Low-temperature processes to reduce silver use in tandem perovskite-silicon solar cells

Researchers from the Fraunhofer Institute for Solar Energy Systems (Fraunhofer ISE) have developed new low temperature manufacturing processes for perovskite silicon tandem cells and heterojunction solar cells. The novel techniques are reportedly able to reduce silver consumption and avoid lead-containing soldering materials.

“We show that with a deep understanding of the processes and material behavior, low-temperature metallization and interconnection with the established equipment of solar cell and module production lines is possible,” the research's lead author, Angela De Rose, told pv magazine.

The scientists developed two different processes: front-side metallization at very low temperatures for full-size perovskite silicon tandem solar cells; and the interconnection to high-efficiency full-format demonstrator modules with an output power of more than 400 W.

The metallization step used fine-line screen printing. The selected paste was shown to be suitable for high-speed printing reliable at widths of 20 μm, resulting in a printed width of 26 μm. The process translated into 43% less silver consumption compared to a layout with finger widths of 35 μm. For curing at 150 C, “good electrical properties were reached” and high throughput production is possible due to fast curing times down to 2 minutes per wafer, according to the researchers.

For interconnection, the group used electrically conductive adhesives (ECA), screening several pastes and methods. “There are many commercially available ECAs on the market, allowing the processing at different temperature ranges, including less than 200 C and less than 150 C,” it explained, noting that most of ECAs use silver particles to ensure more electrical conductivity.

Their techniques achieved silver reduction by using finer line printing and less ECA than conventional methods and avoiding lead-containing materials in the low temperature screenprinting pastes and lead-free solder alloys.

The researchers claim they have been able to use 50% less ECA compared to the conventional continuous application patterns, noting that the proposed solution offers sufficient joint adhesion for string handling and stable module powers on the cells, also for ECA curing temperatures of 130 C. “The major challenge for this approach is to keep the curing time as short as possible to enable high throughput,” they said.

The solar modules made with a soldered wire interconnection and ECA ribbon interconnection have a total area of 1.8 m2, an output of more than 400 W, consisting of full-size perovskite silicon tandem half cells. The solder-coated wire enabled low-temperature processing and damage-free fabrication, said the researchers.

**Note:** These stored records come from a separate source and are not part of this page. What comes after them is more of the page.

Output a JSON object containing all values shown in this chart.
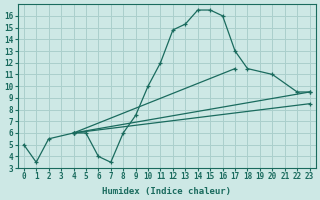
{
  "xlabel": "Humidex (Indice chaleur)",
  "bg_color": "#cde8e5",
  "grid_color": "#aacfcc",
  "line_color": "#1a6b5e",
  "xlim": [
    -0.5,
    23.5
  ],
  "ylim": [
    3,
    17
  ],
  "xticks": [
    0,
    1,
    2,
    3,
    4,
    5,
    6,
    7,
    8,
    9,
    10,
    11,
    12,
    13,
    14,
    15,
    16,
    17,
    18,
    19,
    20,
    21,
    22,
    23
  ],
  "yticks": [
    3,
    4,
    5,
    6,
    7,
    8,
    9,
    10,
    11,
    12,
    13,
    14,
    15,
    16
  ],
  "line1_x": [
    0,
    1,
    2,
    4,
    5,
    6,
    7,
    8,
    9,
    10,
    11,
    12,
    13,
    14,
    15,
    16,
    17,
    18,
    20,
    22,
    23
  ],
  "line1_y": [
    5.0,
    3.5,
    5.5,
    6.0,
    6.0,
    4.0,
    3.5,
    6.0,
    7.5,
    10.0,
    12.0,
    14.8,
    15.3,
    16.5,
    16.5,
    16.0,
    13.0,
    11.5,
    11.0,
    9.5,
    9.5
  ],
  "line2_x": [
    4,
    23
  ],
  "line2_y": [
    6.0,
    9.5
  ],
  "line3_x": [
    4,
    23
  ],
  "line3_y": [
    6.0,
    8.5
  ],
  "line4_x": [
    4,
    17
  ],
  "line4_y": [
    6.0,
    11.5
  ]
}
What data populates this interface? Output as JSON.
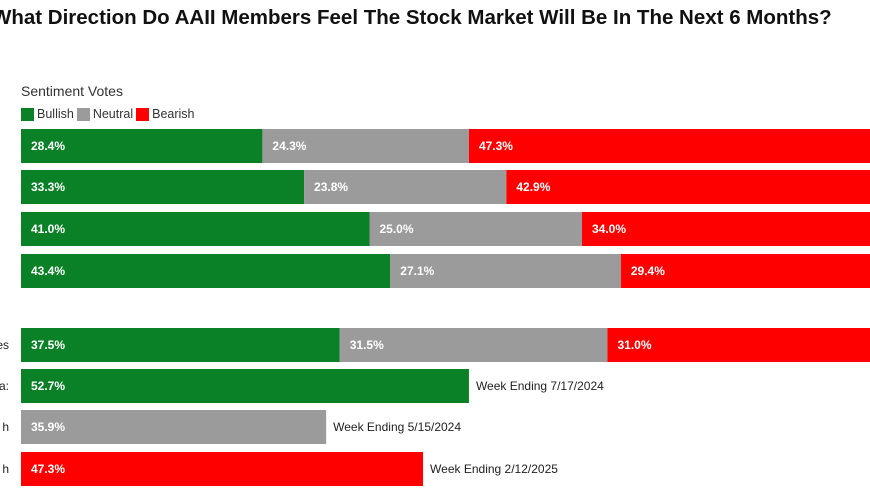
{
  "title": "What Direction Do AAII Members Feel The Stock Market Will Be In The Next 6 Months?",
  "legend": {
    "title": "Sentiment Votes",
    "items": [
      {
        "label": "Bullish",
        "color": "#0a8127"
      },
      {
        "label": "Neutral",
        "color": "#9b9b9b"
      },
      {
        "label": "Bearish",
        "color": "#ff0000"
      }
    ]
  },
  "chart_data": {
    "type": "bar",
    "orientation": "horizontal",
    "stacked_rows": [
      {
        "values": [
          28.4,
          24.3,
          47.3
        ],
        "labels": [
          "28.4%",
          "24.3%",
          "47.3%"
        ]
      },
      {
        "values": [
          33.3,
          23.8,
          42.9
        ],
        "labels": [
          "33.3%",
          "23.8%",
          "42.9%"
        ]
      },
      {
        "values": [
          41.0,
          25.0,
          34.0
        ],
        "labels": [
          "41.0%",
          "25.0%",
          "34.0%"
        ]
      },
      {
        "values": [
          43.4,
          27.1,
          29.4
        ],
        "labels": [
          "43.4%",
          "27.1%",
          "29.4%"
        ]
      },
      {
        "values": [
          37.5,
          31.5,
          31.0
        ],
        "labels": [
          "37.5%",
          "31.5%",
          "31.0%"
        ],
        "side_label": "es"
      }
    ],
    "single_rows": [
      {
        "value": 52.7,
        "label": "52.7%",
        "series": 0,
        "note": "Week Ending 7/17/2024",
        "side_label": "a:"
      },
      {
        "value": 35.9,
        "label": "35.9%",
        "series": 1,
        "note": "Week Ending 5/15/2024",
        "side_label": "h"
      },
      {
        "value": 47.3,
        "label": "47.3%",
        "series": 2,
        "note": "Week Ending 2/12/2025",
        "side_label": "h"
      }
    ],
    "series": [
      {
        "name": "Bullish",
        "color": "#0a8127"
      },
      {
        "name": "Neutral",
        "color": "#9b9b9b"
      },
      {
        "name": "Bearish",
        "color": "#ff0000"
      }
    ]
  }
}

“By optimizing the involved processes and materials hand-in-hand, we were able to build highly efficient perovskite silicon heterojunction modules in full-format with different interconnection technologies,” said De Rose.

The team claimed the process enables high-throughput production at stringing speeds of 1600 to 1800 cells per hour. The cell matrix, either silicon heterojunction or tandem, was embedded into a commercially available encapsulant for a lamination process within a conventional process window between 140C and 160C. The full-size modules were built as glass-glass modules with edge sealing.

The processes were described in the study “Low-temperature metallization & interconnection for silicon heterojunction and perovskite silicon tandem solar cells,” published in Solar Energy Materials and Solar Cells.

The group’s future research activity includes lead-free and low-temperature soldering, shingling interconnection using ECA, as well as long-term stability of tandem cells and modules.